Nato nel1828, rimase orfano di entrambi i genitori a 9 anni.
Frequentò la facoltà di orientalistica e poi quella di giurisprudenza senza portare a termine gli studi.
All’inquietudine degli anni giovanili cercò risposte nei libri, come la la Bibbia e Rousseau.
Desideroso di apparire irreprensibile, assetato di sincerità, incline alla vita dissipata ma dotato di un forte senso morale, si diede rigide regole di comportamento che non rispetta, ricorre presto a quella forma di autocontrollo che è il diario.
La partecipazione ad alcuni fatti d’arme, la dimestichezza con la gente del luogo lo misero in contatto con quella pienezza di sentimenti e d’istinti, cui l’uomo di cultura anela senza poterla raggiungere.
L’opposizione tra natura e cultura e la preferenza accordata alla prima accompagnarono Tolstoj in tutto il cammino, motivando le sue scelte letterarie, pedagogiche, di vita.
Durante la guerra di Crimea partecipò all’assedio di Sebastopoli dando a sé stesso quella prova di valore di cui aveva bisogno.
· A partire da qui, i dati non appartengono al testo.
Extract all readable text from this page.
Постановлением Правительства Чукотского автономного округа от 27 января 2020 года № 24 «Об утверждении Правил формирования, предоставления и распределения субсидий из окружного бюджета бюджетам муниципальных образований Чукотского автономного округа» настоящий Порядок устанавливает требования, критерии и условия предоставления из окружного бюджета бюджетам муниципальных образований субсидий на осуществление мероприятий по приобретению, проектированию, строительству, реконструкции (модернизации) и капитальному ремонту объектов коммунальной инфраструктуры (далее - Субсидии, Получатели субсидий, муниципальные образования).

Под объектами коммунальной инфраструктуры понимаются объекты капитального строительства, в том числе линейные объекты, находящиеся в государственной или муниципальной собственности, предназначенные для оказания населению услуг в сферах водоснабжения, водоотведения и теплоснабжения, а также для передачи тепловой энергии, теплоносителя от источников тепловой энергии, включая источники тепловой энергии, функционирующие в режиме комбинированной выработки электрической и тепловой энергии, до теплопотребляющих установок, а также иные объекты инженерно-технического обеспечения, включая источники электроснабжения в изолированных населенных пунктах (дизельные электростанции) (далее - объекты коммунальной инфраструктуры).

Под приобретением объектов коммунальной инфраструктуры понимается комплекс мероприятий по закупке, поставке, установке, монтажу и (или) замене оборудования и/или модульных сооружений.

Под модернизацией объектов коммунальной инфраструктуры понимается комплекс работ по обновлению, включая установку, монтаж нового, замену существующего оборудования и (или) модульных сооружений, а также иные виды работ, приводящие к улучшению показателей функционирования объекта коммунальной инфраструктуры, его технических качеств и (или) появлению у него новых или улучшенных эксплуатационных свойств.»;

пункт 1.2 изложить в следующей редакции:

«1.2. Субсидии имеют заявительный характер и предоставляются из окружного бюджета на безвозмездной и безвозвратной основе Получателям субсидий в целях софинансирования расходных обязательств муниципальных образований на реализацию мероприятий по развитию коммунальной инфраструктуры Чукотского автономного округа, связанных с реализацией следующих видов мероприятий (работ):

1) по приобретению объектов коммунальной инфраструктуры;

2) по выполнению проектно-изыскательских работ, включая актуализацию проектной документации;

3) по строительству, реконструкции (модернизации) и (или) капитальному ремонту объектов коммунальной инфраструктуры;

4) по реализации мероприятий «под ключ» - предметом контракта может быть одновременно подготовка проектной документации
Poco dopo la caduta di Sebastopoli lasciò l’esercito, compì un viaggio a Parigi e in Svizzera, seguito, qualche anno più tardi, da un lungo soggiorno in Germania, Svizzera, Francia, Belgio, Inghilterra, Italia.
Nel 1859 aprì a Jasnaja Poljana una scuola per i figli dei contadini, fondata sulla piena libertà degli allievi, e favorì l’apertura di altre scuole analoghe; mosso dal bisogno di coerenza, tentò di liberare dalla servitù della gleba i suoi contadini, che si mostrarono però diffidenti.
Dopo l’abolizione della servitù della gleba nel 1861 divenne arbitro di pace nelle controversie tra proprietari e contadini, guadagnandosi l’odio dei possidenti e una denuncia come sovversivo.
Si sposò nel 1862 con la diciassettenne Sofija Andreevna Bers, da cui avrà tredici figli e diede un ordine più stabile alla sua vita.
All’estenuante lavoro su Guerra e pace segue un lungo periodo di stanchezza creativa e di depressione, durante il quale si dedicò al lavoro dei campi, allo studio del greco. Sono anni di lutti familiari: muoiono due dei suoi figli, in tenerissima età, e altri parenti.
A inizio 1900 era divenuto lo scrittore più noto del suo tempo, ma non si era acquietato: avvertiva, più intollerabile che mai, il divario tra la sua vita di ricco nobile e la sua predicazione, il senso d’impotenza di fronte alla sofferenza dei più, il peso dei dissidî domestici. Vecchio e malato, compie l’atto che aveva meditato per anni, e che ha ormai un valore soltanto simbolico: fugge, abbandonando famiglia e proprietà, in un supremo sforzo di coerenza.
Morì l’11 novembre 1910, dieci giorni dopo la fuga.
“Fais ce que dois” (“fa ciò che devi”) sono le ultime parole da lui scritte.